Mendongak, menatap wajah perempuan yang pada saat pertandingan bola tadi duduk di sebelahnya, Humairah benar-benar tidak menyangka kalau sosok perempuan paruh baya itu adalah ibu dari Hira. Bahkan seperti sudah disetting oleh petugas, 3 orang yang duduk di dekatnya tadi adalah keluarga Hira.
Disadari oleh adiknya Hira, anak laki-laki itu menyenggol lengan ibunya, sembari menunjuk ke wajah Humairah.
"Ibu dilihatin aja tuh sama dia."
Seperti kepergok basah, Humairah menunduk malu. Dia memundurkan tubuhnya, dan sedikit bersembunyi di belakang tubuh Lakeswara.
"Hahaha, maafin anak saya, Bu. Dia memang suka iri melihat ibu dari orang lain, yah ... bagaimana pun baiknya seorang pengasuh yang merawat Ara dari kecil, tetap saja tidak bisa memenuhi sosok ibu dalam hidupnya," ucap Lakeswara dengan suara berat. Dia menepuk-nepuk lengan Humairah, kemudian menarik lengan kecil itu agar bisa dipeluk penuh olehnya.
"Ara, jangan sedih gitu ya, Nak. Nanti setelah Ara menikah sama Hira, ibu Wati ini akan menjadi ibumu juga," tanggap Arnia dengan cepat.
Sebagai ibu negara, Arnia memang memiliki karakter lemah lembut, tanpa dibuat-buat sedikitpun. Hanya berprofesi sebagai ibu rumah tangga sebelumnya, Arnia tidak menunjukkan suatu kekurangan apapun. Dalam komunikasi dia tidak ada rasa minder atau ragu ketika pertama kali menjabat sebagai ibu negara beberapa waktu lalu. Dan kini, saat posisinya sudah hampir satu tahun menjadi ibu negara, Arnia divote oleh banyak pihak sebagai sosok ibu negara teramah dan terpopuler.
"Tuh, dengar kata bu Arnia. Jadi kalau tanggal 5 besok Hira dan keluarganya datang ke rumah, jangan ditolak."
Mencubit lengan ayahnya, Humairah merasa kesal sekaligus malu dengan sikap ayahnya sendiri. Dia mencoba mencuri-curi lirikan ke arah Hira, Humairah malah merasa kecewa karena Hira tengah fokus ke meja yang lain, dimana memang sejak tadi para sahabatnya memanggil dari arah sana.

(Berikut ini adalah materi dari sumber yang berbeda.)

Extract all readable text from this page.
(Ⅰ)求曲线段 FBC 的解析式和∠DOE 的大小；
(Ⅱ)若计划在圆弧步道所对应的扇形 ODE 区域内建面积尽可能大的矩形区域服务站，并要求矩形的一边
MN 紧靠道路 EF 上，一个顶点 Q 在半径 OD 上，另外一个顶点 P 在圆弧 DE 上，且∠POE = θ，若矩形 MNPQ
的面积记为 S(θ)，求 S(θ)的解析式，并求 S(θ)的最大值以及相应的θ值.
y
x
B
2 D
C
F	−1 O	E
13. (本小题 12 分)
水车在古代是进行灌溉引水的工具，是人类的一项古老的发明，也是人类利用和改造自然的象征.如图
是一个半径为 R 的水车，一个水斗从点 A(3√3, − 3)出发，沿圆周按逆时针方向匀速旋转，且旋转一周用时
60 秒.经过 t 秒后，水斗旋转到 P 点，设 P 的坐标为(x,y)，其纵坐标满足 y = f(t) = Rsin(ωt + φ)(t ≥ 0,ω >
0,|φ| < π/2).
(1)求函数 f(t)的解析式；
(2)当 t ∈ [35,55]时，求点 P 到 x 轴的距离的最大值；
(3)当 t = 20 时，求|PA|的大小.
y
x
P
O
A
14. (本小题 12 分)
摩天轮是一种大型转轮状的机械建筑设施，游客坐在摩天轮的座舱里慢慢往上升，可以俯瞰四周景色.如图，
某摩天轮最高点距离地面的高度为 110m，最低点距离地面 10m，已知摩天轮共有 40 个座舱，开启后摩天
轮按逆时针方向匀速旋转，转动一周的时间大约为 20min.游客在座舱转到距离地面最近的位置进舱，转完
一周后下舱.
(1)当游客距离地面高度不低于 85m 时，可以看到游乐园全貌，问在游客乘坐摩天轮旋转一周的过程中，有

"Ah, elah!" Ucap Humairah malas.
Dia lantas berdiri, meminta izin untuk ke toilet demi menghindari keadaan menyebalkan ini.
***
"Jadi mereka udah lama tunangannya ya, Bin?" tanya Sasa penasaran.
"Kurang tahu gue!"
"Masa sih?"
"Serius. Bang Hira enggak pernah cerita kapan kenalannya dan kapan tunangannya."
"Gitu, kah? Lo enggak bohong kan, Bin?" Kini giliran Gina yang melakukan penyelidikan. Sambil mencuri dengar mengenai pembicaraan di meja terdepan, Gina kecewa, mengapa banyak sekali pengamanan yang mengelilingi meja itu, sehingga kebutuhan mereka untuk mendengar pembicaraan tersebut sedikit terhambat.

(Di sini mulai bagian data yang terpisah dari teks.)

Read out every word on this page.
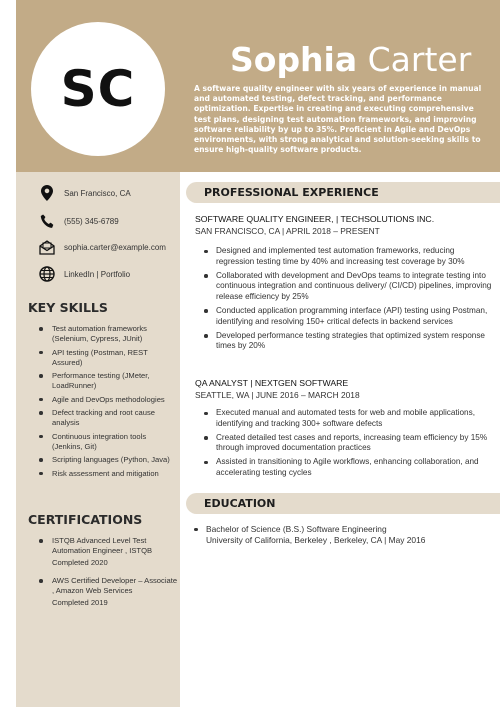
SC
Sophia Carter

A software quality engineer with six years of experience in manual and automated testing, defect tracking, and performance optimization. Expertise in creating and executing comprehensive test plans, designing test automation frameworks, and improving software reliability by up to 35%. Proficient in Agile and DevOps environments, with strong analytical and solution-seeking skills to ensure high-quality software products.

San Francisco, CA
(555) 345-6789
sophia.carter@example.com
LinkedIn | Portfolio
KEY SKILLS
Test automation frameworks (Selenium, Cypress, JUnit)
API testing (Postman, REST Assured)
Performance testing (JMeter, LoadRunner)
Agile and DevOps methodologies
Defect tracking and root cause analysis
Continuous integration tools (Jenkins, Git)
Scripting languages (Python, Java)
Risk assessment and mitigation
CERTIFICATIONS
ISTQB Advanced Level Test Automation Engineer , ISTQB
Completed 2020
AWS Certified Developer – Associate , Amazon Web Services
Completed 2019
PROFESSIONAL EXPERIENCE
SOFTWARE QUALITY ENGINEER, | TECHSOLUTIONS INC.
SAN FRANCISCO, CA | APRIL 2018 – PRESENT
Designed and implemented test automation frameworks, reducing regression testing time by 40% and increasing test coverage by 30%
Collaborated with development and DevOps teams to integrate testing into continuous integration and continuous delivery/ (CI/CD) pipelines, improving release efficiency by 25%
Conducted application programming interface (API) testing using Postman, identifying and resolving 150+ critical defects in backend services
Developed performance testing strategies that optimized system response times by 20%
QA ANALYST | NEXTGEN SOFTWARE
SEATTLE, WA | JUNE 2016 – MARCH 2018
Executed manual and automated tests for web and mobile applications, identifying and tracking 300+ software defects
Created detailed test cases and reports, increasing team efficiency by 15% through improved documentation practices
Assisted in transitioning to Agile workflows, enhancing collaboration, and accelerating testing cycles
EDUCATION
Bachelor of Science (B.S.) Software Engineering
University of California, Berkeley , Berkeley, CA | May 2016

"Anjir ngeselin ya, lo! Udah dikasih tahu malah nuduh yang enggak-enggak. Mending lo tanya sama bang Hira deh."
Sengaja memanggil-manggil nama Hira, laki-laki itu menoleh ke arah belakang, tertuju pada meja yang Bintang duduki bersama tiga orang perempuan.
Hira baru sadar di ruangan ini ada Mikaela dan ketiga temannya. Selain karena sudah dikenal oleh petugas bila Mikaela adalah orang terdekat Hira, gadis itu juga diketahui memiliki latar belakang yang cukup complicated dengan pemain sepak bola Indonesia.

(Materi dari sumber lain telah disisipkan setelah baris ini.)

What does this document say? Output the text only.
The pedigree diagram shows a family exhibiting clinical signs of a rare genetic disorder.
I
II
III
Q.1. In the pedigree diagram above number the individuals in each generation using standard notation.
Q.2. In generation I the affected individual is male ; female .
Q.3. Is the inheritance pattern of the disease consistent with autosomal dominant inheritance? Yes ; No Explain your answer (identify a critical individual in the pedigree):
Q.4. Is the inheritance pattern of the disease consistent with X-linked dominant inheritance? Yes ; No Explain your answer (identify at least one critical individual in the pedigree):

"Apaan?" tanya Hira tanpa suara.
"Sini lo," ucap Bintang kembali.
Akan tetapi belum sempat Hira menanggapi lagi, terdengar suara Humairah yang meminta izin kepada semuanya untuk ke toilet. Melihat ada pergerakan dari Humairah, Hira pun tidak tinggal diam. Disinilah keputusan besarnya ia ambil. Antara masa depan, atau kebahagiaan hatinya.